With regards to Prespa, we have said our position many years ago, that is that this treaty is reality, is part of the constitutional and legal order in Macedonia, and there should be no doubt about that. As regards the constitutional changes, the so-called French proposal, who itself is renegotiation of the 2017 Good-neighborly Treaty with Bulgaria, I don’t see a reason why we can’t make it a French proposal plus or a different proposal that will include demands from the Macedonian people, from the Macedonians in Bulgaria, said Mickoski, adding that there can be no double standards, and if Macedonia has to change its Constitution to accommodate the rights of the small Bulgarian minority, the rights of the Macedonians in Bulgaria will also have to be taken into account.

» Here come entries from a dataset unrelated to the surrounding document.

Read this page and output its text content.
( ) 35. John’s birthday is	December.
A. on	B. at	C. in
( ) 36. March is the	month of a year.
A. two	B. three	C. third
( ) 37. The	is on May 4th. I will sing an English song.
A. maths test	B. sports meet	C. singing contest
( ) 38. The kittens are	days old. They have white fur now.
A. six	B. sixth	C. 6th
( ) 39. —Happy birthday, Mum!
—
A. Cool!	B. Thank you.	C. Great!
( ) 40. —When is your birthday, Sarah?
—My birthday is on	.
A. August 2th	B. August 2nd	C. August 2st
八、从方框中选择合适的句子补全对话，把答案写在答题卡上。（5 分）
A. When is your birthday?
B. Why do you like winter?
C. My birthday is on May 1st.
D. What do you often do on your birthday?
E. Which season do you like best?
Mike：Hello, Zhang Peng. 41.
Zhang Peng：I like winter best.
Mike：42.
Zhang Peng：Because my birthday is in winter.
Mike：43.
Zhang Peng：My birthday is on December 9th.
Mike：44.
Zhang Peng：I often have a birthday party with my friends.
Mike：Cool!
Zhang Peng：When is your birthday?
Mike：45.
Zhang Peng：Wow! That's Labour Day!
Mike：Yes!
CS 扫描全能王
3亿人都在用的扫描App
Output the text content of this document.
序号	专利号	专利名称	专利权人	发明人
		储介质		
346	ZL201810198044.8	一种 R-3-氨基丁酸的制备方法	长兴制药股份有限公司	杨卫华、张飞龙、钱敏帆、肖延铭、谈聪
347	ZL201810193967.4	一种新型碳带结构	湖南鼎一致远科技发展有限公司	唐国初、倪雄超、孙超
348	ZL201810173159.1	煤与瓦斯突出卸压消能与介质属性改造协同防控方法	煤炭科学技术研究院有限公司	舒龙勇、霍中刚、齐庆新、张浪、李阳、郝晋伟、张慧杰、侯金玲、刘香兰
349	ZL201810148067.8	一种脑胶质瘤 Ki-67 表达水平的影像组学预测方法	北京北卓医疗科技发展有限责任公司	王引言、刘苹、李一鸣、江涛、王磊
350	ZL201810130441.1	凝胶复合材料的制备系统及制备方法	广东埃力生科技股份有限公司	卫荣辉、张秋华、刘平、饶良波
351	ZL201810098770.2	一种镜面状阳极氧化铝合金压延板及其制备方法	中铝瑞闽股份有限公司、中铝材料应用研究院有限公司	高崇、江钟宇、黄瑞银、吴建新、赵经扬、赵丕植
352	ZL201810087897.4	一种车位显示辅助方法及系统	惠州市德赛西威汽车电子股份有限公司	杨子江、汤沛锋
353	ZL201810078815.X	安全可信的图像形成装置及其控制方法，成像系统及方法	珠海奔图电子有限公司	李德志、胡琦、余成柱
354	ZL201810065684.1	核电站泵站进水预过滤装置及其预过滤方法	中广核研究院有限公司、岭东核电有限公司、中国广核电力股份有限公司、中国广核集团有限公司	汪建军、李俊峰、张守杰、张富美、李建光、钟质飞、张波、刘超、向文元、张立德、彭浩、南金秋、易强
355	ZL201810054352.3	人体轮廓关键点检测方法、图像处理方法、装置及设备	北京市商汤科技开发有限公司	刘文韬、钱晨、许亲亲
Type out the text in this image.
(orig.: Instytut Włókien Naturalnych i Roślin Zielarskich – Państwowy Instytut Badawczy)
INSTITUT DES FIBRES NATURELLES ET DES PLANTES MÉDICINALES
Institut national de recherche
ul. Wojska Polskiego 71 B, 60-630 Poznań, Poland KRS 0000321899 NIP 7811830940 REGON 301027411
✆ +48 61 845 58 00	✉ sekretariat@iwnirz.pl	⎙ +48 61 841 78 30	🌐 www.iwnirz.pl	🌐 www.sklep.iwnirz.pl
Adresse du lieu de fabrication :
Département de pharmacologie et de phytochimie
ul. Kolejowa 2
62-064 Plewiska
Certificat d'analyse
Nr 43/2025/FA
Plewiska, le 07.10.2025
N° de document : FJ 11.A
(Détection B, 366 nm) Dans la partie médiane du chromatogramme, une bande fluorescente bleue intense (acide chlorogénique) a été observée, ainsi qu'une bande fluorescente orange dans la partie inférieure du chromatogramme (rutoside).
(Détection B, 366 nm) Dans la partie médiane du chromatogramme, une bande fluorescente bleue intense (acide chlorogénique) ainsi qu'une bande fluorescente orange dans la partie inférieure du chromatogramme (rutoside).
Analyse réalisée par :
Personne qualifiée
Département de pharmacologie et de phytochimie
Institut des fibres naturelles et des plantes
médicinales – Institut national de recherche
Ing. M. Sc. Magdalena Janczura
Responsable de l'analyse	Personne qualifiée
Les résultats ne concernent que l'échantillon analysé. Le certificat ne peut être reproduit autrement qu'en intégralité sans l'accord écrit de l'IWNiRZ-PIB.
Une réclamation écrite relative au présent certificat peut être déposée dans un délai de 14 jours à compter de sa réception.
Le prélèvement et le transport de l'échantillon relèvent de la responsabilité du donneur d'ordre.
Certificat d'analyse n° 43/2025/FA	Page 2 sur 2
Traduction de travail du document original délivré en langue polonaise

Mickoski pointed out that the main institution in Europe that looks into minority rights issues is the European Court of Human Rights, where Macedonian organizations already have 14 verdicts in their favor against Bulgaria, which has blocked them from setting up organizations and clubs.
If we use a sports jargon, the result there is 14:0. There are 14 verdicts in favor of the Macedonian community in Bulgaria whose rights are limited or violated, and there are none in favor of the Bulgarian community in Macedonia. So we can’t have a policy based on double standards, said Mickoski.
during an event in Skopje, the Prime Minister again condemned the comments from Bulgarian President Rumen Radev, critical of Macedonia. “We are accused of working against the Bulgarian community in Macedonia by a politician who calls himself a European politician, but openly violates the human rights of an entire ethnic community. The Macedonian community that was included in the census documents in the middle of the last century. Nobody is against the Bulgarian community, we respect those few hundreds of our fellow citizens who say they are part of the Bulgarian community, but we also ask the President of Bulgaria to respect the minority rights and the human rights of the Macedonian community, added Mickoski.